Guide to Understanding What Constitutes as Legal Interest Within Contracts
Businesses often attempt to add terms of interest by showing an interest clause upon an invoice; however, where an interest charge was without agreement at the time the contract was established, unilaterally adding terms of interest is insufficient in altering the originally discussed contract terms which were silent on an interest charge; King Road Paving and Landscaping Inc. v. Plati, 2017 ONSC 557 at 79 to 88.
For most contracts involving the sale of goods and services (i.e. other than mortgages) where an interest rate is stated as applying to late payment or overdue accounts will require that the annual interest rate be shown. The mandate to show an annual interest rate is found in s.4 of the federal Interest Act, R.S.C. 1985, c. I-15. In circumstances where an interest rate that is less than annual is shown, such as a two (2%) percent monthly interest charge, without also stating the annual interest rate, such an agreement is void and unenforceable.
The Interest Act also governs the interest rate that applies if an agreement for interest is made but the rate of interest undeclared. In such a situation, the Interest Act statutorily establishes a five (5%) annual rate. Counter-intuitively, many perceive that where a lesser rate is stated without the annualized rate such as the example of two (2%) percent mentioned above, this unenforceable rate should be substituted with the statutory five (5%) percent rate; however, the law will not operate in such a manner as to amend or adjust the defective rate of interest stated in the contract. The law within the Interest Act only establishes the rate at five (5%) percent when interest was agreed to but the rate unstated. Accordingly, in a situation where a rate is stated without the annualized interest rate, any interest becomes disallowed.

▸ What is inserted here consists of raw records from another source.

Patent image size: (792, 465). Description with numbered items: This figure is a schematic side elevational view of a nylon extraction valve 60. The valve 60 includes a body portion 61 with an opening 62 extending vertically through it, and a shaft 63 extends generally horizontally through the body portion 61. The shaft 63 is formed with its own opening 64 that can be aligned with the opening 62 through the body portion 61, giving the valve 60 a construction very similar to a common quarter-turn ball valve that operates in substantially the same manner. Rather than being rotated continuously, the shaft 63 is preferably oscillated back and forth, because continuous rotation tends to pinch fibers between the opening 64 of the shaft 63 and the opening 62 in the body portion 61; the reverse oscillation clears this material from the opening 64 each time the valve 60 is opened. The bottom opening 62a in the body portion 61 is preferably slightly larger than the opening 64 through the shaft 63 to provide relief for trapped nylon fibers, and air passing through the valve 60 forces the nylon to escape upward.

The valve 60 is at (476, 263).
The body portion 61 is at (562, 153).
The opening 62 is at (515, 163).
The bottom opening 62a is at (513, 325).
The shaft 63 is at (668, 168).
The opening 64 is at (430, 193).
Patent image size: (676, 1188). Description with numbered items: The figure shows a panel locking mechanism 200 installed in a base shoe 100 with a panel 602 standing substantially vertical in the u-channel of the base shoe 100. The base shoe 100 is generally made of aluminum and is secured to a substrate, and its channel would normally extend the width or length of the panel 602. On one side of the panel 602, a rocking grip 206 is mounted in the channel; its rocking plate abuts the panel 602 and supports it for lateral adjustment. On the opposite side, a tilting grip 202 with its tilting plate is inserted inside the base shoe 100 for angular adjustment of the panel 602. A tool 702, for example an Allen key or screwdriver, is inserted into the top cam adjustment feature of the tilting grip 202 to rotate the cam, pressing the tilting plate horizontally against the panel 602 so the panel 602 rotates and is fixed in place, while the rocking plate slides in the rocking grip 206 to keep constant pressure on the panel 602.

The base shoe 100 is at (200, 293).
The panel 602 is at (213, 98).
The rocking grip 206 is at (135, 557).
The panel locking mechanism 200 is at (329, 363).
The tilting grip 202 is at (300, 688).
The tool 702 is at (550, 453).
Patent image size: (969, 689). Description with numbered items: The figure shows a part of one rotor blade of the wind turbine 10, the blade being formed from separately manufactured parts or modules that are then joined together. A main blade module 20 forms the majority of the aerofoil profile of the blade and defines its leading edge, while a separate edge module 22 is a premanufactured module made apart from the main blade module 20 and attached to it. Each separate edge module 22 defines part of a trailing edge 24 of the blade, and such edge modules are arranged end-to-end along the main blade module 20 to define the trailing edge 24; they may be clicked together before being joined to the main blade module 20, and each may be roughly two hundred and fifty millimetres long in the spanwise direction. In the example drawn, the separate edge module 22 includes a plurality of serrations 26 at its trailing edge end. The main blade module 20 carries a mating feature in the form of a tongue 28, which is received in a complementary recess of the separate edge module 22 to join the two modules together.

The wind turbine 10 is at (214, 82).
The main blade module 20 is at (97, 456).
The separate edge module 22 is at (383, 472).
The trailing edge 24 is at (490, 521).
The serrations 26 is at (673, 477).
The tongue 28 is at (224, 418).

Additionally, even if stated 'correctly' as an annualized interest rate, any interest rate charged beyond sixty (60%) percent annual runs contrary to s.347 of the Criminal Code of Canada, R.S.C. 1985, c. C-46 and may be punishable by five (5) years imprisonment as an indictable offence or six (6) months imprisonment and/or twenty five thousand ($25,000) dollar fine as a summary conviction offence. Lately, much legal news has come from concerns involving the fees and other charges as charged by pay day loan businesses and whether such fees are merely interest charges in disguise and if such are interest charges in 'disguise' whether such amounts to criminal activity when calculation of such interest charges in 'disguise' establishes a rate beyond sixty (60%) percent. These payday or short term loans businesses are regulated per the Payday Loans Act, 2008, S.O. 2008, Chapter 9. The decision in the case of The Director v. The Cash Store, 2014 ONSC 980 has helped define some of the parameters established by this law.